Jeng Shyr-Long, Chiang Chienhsun
Department of Mechanical Engineering, Lunghwa University of Science and Technology, Taoyuan City 333326, Taiwan.
Department of Mechanical Engineering, National Yang Ming Chiao Tung University, Hsinchu City 300093, Taiwan.
Sensors (Basel). 2023 Oct 23;23(20):8651. doi: 10.3390/s23208651.
An end-to-end approach to autonomous navigation that is based on deep reinforcement learning (DRL) with a survival penalty function is proposed in this paper.
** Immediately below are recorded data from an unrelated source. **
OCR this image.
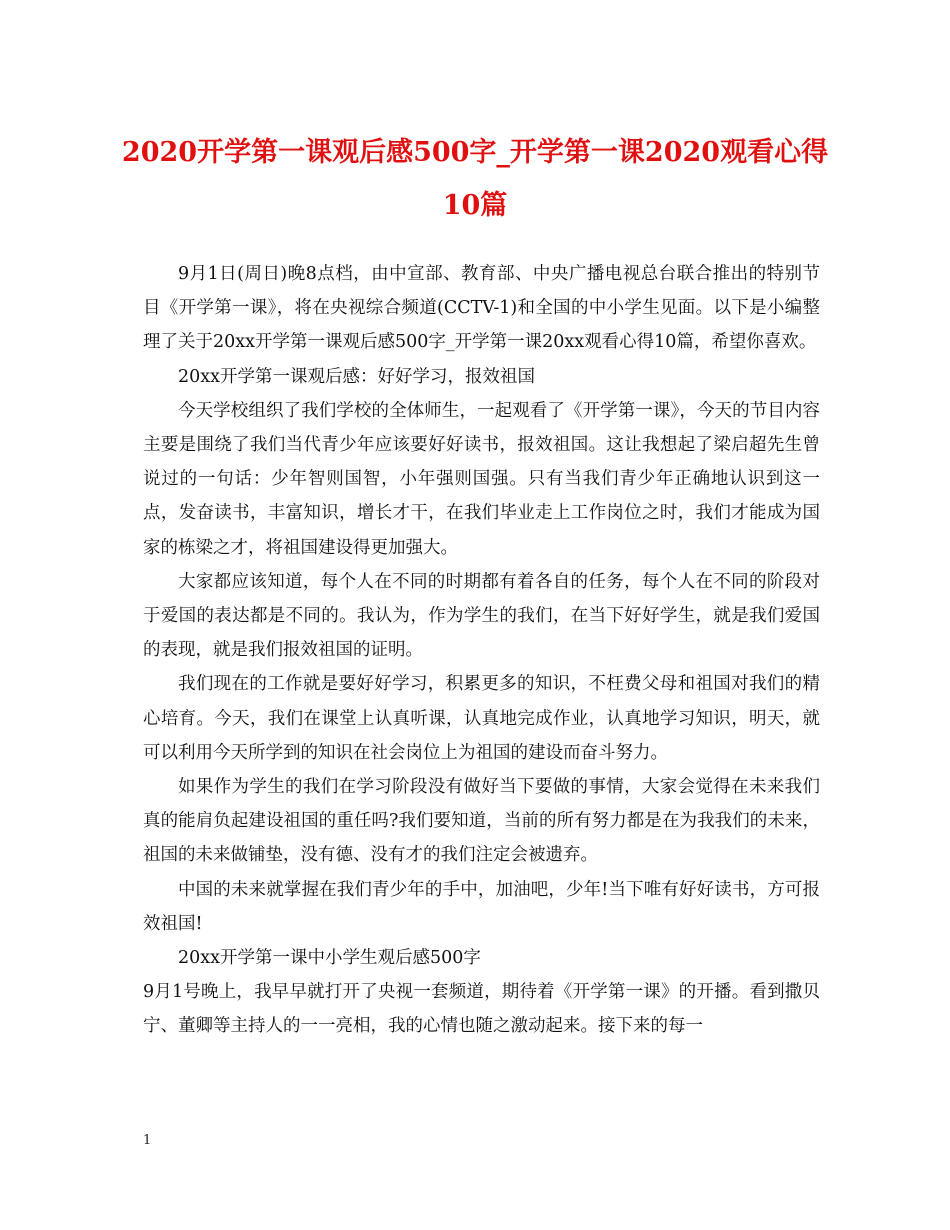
2020开学第一课观后感500字_开学第一课2020观看心得10篇

9月1日(周日)晚8点档，由中宣部、教育部、中央广播电视总台联合推出的特别节目《开学第一课》，将在央视综合频道(CCTV-1)和全国的中小学生见面。以下是小编整理了关于20xx开学第一课观后感500字_开学第一课20xx观看心得10篇，希望你喜欢。

20xx开学第一课观后感：好好学习，报效祖国

今天学校组织了我们学校的全体师生，一起观看了《开学第一课》，今天的节目内容主要是围绕了我们当代青少年应该要好好读书，报效祖国。这让我想起了梁启超先生曾说过的一句话：少年智则国智，小年强则国强。只有当我们青少年正确地认识到这一点，发奋读书，丰富知识，增长才干，在我们毕业走上工作岗位之时，我们才能成为国家的栋梁之才，将祖国建设得更加强大。

大家都应该知道，每个人在不同的时期都有着各自的任务，每个人在不同的阶段对于爱国的表达都是不同的。我认为，作为学生的我们，在当下好好学生，就是我们爱国的表现，就是我们报效祖国的证明。

我们现在的工作就是要好好学习，积累更多的知识，不枉费父母和祖国对我们的精心培育。今天，我们在课堂上认真听课，认真地完成作业，认真地学习知识，明天，就可以利用今天所学到的知识在社会岗位上为祖国的建设而奋斗努力。

如果作为学生的我们在学习阶段没有做好当下要做的事情，大家会觉得在未来我们真的能肩负起建设祖国的重任吗?我们要知道，当前的所有努力都是在为我我们的未来，祖国的未来做铺垫，没有德、没有才的我们注定会被遗弃。

中国的未来就掌握在我们青少年的手中，加油吧，少年!当下唯有好好读书，方可报效祖国!

20xx开学第一课中小学生观后感500字

9月1号晚上，我早早就打开了央视一套频道，期待着《开学第一课》的开播。看到撒贝宁、董卿等主持人的一一亮相，我的心情也随之激动起来。接下来的每一

1
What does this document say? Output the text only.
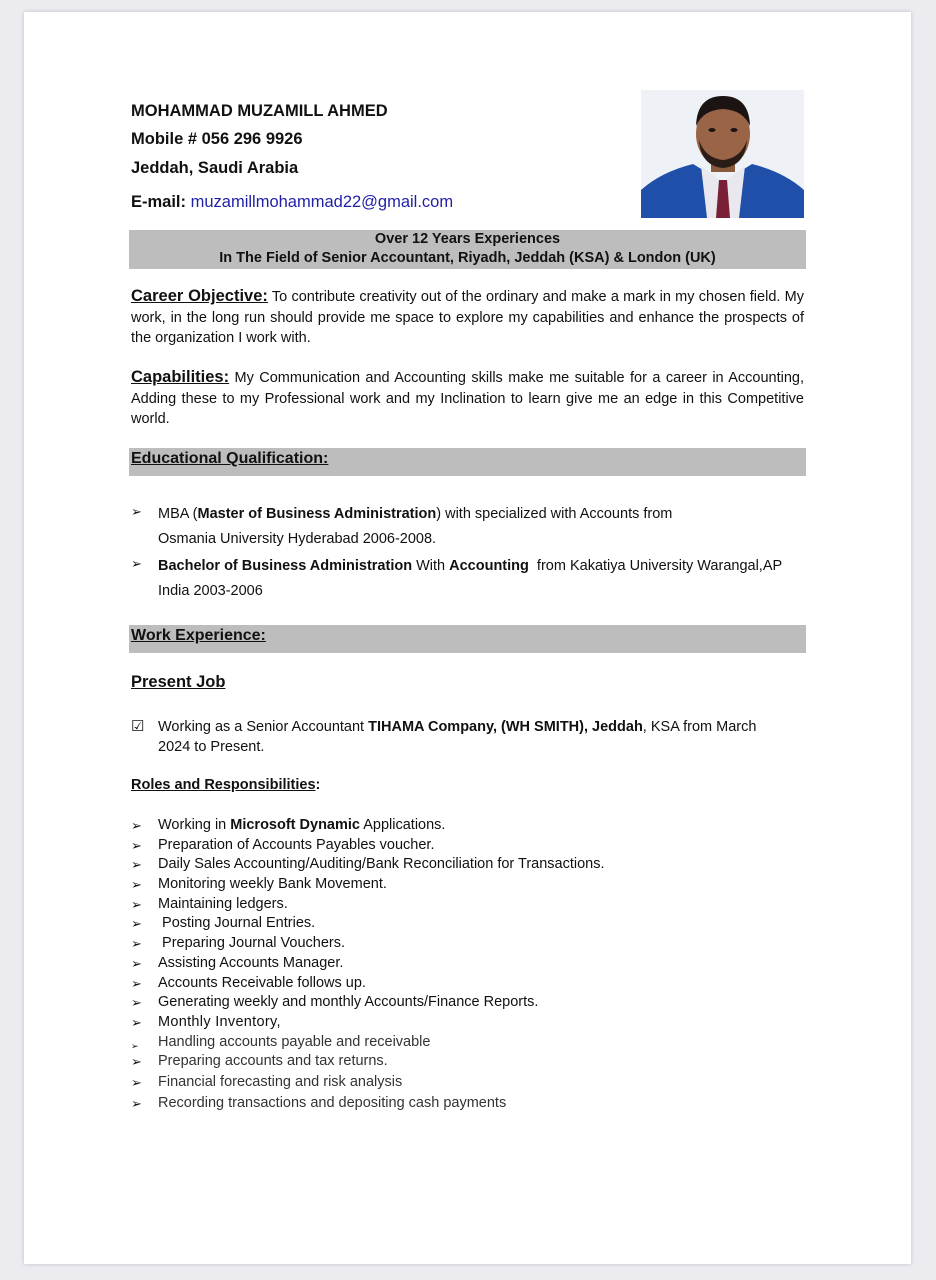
MOHAMMAD MUZAMILL AHMED
Mobile # 056 296 9926
Jeddah, Saudi Arabia
E-mail: muzamillmohammad22@gmail.com
Over 12 Years Experiences
In The Field of Senior Accountant, Riyadh, Jeddah (KSA) & London (UK)

Career Objective: To contribute creativity out of the ordinary and make a mark in my chosen field. My work, in the long run should provide me space to explore my capabilities and enhance the prospects of the organization I work with.

Capabilities: My Communication and Accounting skills make me suitable for a career in Accounting, Adding these to my Professional work and my Inclination to learn give me an edge in this Competitive world.

Educational Qualification:
➢ MBA (Master of Business Administration) with specialized with Accounts from
Osmania University Hyderabad 2006-2008.
➢ Bachelor of Business Administration With Accounting  from Kakatiya University Warangal,AP
India 2003-2006
Work Experience:
Present Job
☑ Working as a Senior Accountant TIHAMA Company, (WH SMITH), Jeddah, KSA from March
2024 to Present.
Roles and Responsibilities:
➢ Working in Microsoft Dynamic Applications.
➢ Preparation of Accounts Payables voucher.
➢ Daily Sales Accounting/Auditing/Bank Reconciliation for Transactions.
➢ Monitoring weekly Bank Movement.
➢ Maintaining ledgers.
➢ Posting Journal Entries.
➢ Preparing Journal Vouchers.
➢ Assisting Accounts Manager.
➢ Accounts Receivable follows up.
➢ Generating weekly and monthly Accounts/Finance Reports.
➢ Monthly Inventory,
➢ Handling accounts payable and receivable
➢ Preparing accounts and tax returns.
➢ Financial forecasting and risk analysis
➢ Recording transactions and depositing cash payments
Two actor-critic (AC) frameworks, namely, deep deterministic policy gradient (DDPG) and twin-delayed DDPG (TD3), are employed to enable a nonholonomic wheeled mobile robot (WMR) to perform navigation in dynamic environments containing obstacles and for which no maps are available. A comprehensive reward based on the survival penalty function is introduced; this approach effectively solves the sparse reward problem and enables the WMR to move toward its target. Consecutive episodes are connected to increase the cumulative penalty for scenarios involving obstacles; this method prevents training failure and enables the WMR to plan a collision-free path. Simulations are conducted for four scenarios-movement in an obstacle-free space, in a parking lot, at an intersection without and with a central obstacle, and in a multiple obstacle space-to demonstrate the efficiency and operational safety of our method. For the same navigation environment, compared with the DDPG algorithm, the TD3 algorithm exhibits faster numerical convergence and higher stability in the training phase, as well as a higher task execution success rate in the evaluation phase.
本文提出了一种基于深度强化学习(DRL)并带有生存惩罚函数的端到端自主导航方法。采用了两种演员-评论家(AC)框架,即深度确定性策略梯度(DDPG)和双延迟DDPG(TD3),以使非完整轮式移动机器人(WMR)能够在包含障碍物且无地图可用的动态环境中执行导航。引入了基于生存惩罚函数的综合奖励;这种方法有效地解决了稀疏奖励问题,并使WMR能够朝着目标移动。连续的情节相互关联,以增加涉及障碍物场景的累积惩罚;该方法可防止训练失败,并使WMR能够规划无碰撞路径。针对四种场景进行了仿真——在无障碍空间、停车场、有无中央障碍物的十字路口以及多障碍物空间中的移动——以证明我们方法的效率和操作安全性。对于相同的导航环境,与DDPG算法相比,TD3算法在训练阶段表现出更快的数值收敛速度和更高的稳定性,以及在评估阶段更高的任务执行成功率。